TALLAHASSEE, Fla. (June 22, 2011) –
Tallahassee Community College’s Division of Workforce Development in partnership with the Tallahassee Housing Authority (THA) is hosting a clean energy summer camp for 20 children of low-income families Monday, June 20 through Friday, June 24. The camp includes a variety of lessons on energy and hands-on technology/science projects intended to pique kids’ interest in clean energy and other science, technology, engineering and mathematics (STEM) careers.
Children at the camp will learn about the different kinds of energy production, sustainability, solar water heating and photovoltaic systems. The lessons include fun, hands-on projects such as constructing a solar cooker out of a pizza box and making a solar-powered cell-phone charger.
The camp is funded by a National Science Foundation grant that seeks to improve the involvement of underrepresented populations in clean energy and other STEM fields. All of the camp’s attendees live in public housing or attend the THA’s community summer camps and most will be entering 7th or 8th grade in the fall. This program is on a volunteer basis.
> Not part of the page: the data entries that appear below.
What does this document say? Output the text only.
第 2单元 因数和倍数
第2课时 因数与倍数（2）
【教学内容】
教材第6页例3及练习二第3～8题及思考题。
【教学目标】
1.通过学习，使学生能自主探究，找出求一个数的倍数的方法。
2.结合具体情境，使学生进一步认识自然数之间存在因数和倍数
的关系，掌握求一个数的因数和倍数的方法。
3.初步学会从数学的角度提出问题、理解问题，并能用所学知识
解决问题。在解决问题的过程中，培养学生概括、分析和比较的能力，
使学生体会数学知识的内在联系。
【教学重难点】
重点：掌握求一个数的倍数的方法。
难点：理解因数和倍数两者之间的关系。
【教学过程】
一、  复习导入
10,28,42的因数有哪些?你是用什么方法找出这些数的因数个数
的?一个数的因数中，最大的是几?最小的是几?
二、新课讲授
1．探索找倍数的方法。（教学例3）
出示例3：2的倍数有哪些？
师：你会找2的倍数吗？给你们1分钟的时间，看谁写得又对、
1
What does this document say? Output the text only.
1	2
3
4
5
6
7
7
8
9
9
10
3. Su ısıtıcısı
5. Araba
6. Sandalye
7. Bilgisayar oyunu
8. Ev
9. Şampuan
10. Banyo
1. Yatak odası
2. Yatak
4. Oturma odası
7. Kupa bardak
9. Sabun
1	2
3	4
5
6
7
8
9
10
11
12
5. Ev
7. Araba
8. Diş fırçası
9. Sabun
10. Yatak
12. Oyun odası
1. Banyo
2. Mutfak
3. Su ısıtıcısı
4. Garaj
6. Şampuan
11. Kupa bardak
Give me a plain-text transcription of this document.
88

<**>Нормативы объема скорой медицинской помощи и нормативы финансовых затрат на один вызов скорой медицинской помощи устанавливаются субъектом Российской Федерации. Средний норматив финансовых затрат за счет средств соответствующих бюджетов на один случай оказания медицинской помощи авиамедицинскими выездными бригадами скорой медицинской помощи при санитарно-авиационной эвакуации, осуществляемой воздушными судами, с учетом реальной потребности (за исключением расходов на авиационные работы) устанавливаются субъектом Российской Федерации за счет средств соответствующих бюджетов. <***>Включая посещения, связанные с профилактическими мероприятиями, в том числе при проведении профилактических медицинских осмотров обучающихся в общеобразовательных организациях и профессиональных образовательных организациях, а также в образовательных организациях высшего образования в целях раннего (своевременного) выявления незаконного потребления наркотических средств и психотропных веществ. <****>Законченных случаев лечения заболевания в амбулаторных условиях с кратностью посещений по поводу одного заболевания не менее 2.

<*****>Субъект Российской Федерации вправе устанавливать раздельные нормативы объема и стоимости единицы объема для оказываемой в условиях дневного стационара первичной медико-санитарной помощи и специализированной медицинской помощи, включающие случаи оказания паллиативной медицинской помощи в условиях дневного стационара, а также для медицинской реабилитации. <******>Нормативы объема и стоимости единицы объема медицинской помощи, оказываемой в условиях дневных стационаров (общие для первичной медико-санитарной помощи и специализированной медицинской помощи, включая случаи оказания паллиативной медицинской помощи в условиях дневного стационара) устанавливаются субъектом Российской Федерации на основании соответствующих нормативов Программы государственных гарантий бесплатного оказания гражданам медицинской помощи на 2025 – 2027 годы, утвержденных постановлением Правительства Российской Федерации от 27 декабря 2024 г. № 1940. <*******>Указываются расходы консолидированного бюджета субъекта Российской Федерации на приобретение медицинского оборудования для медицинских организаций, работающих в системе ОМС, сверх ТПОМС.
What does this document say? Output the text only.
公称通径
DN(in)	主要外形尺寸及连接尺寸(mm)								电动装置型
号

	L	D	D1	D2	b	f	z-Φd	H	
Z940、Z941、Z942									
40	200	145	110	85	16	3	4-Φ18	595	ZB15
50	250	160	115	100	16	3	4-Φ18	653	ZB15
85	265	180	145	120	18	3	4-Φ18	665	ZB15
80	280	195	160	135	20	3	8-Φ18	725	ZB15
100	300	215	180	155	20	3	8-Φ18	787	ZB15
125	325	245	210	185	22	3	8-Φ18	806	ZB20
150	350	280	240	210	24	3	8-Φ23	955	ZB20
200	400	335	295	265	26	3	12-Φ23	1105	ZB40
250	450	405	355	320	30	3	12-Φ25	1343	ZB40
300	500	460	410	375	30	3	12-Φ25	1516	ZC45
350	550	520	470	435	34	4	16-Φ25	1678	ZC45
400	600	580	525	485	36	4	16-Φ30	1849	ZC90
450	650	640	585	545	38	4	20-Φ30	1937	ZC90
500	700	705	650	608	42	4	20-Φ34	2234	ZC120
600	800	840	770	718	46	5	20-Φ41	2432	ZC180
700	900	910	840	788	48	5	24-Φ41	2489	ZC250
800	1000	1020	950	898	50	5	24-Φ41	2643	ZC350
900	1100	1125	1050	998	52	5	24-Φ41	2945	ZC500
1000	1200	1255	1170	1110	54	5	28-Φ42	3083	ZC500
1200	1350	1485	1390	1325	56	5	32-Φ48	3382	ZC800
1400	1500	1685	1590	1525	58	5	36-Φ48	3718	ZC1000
“This is a wonderful opportunity for these children not only to learn about technology, science and mathematics, but also to have a lot of fun,” said Claudette Cromartie, executive director of the Tallahassee Housing Authority. “They are being exposed to a totally different area of Tallahassee and they’re already excited to see TCC’s campus. Hopefully, this program will inspire them to continue their education through high school and beyond.”
According to Marc Dick, lead TCC project instructor, the camp offers an opportunity for young students to see how they can become more energy and green conscious, and provides a pathway for students to become interested in green technology careers. “These campers will become the future employees or business owners in our new green economy. They are gaining practical knowledge to help them understand clean energy, but also possible career paths in a vast array of green occupations,” said Dick.
The camp culminates in an exciting field trip to see a photovoltaic and solar hot water heater installation in real time operation and a demonstration by the students to their parents of what they have learned during the week.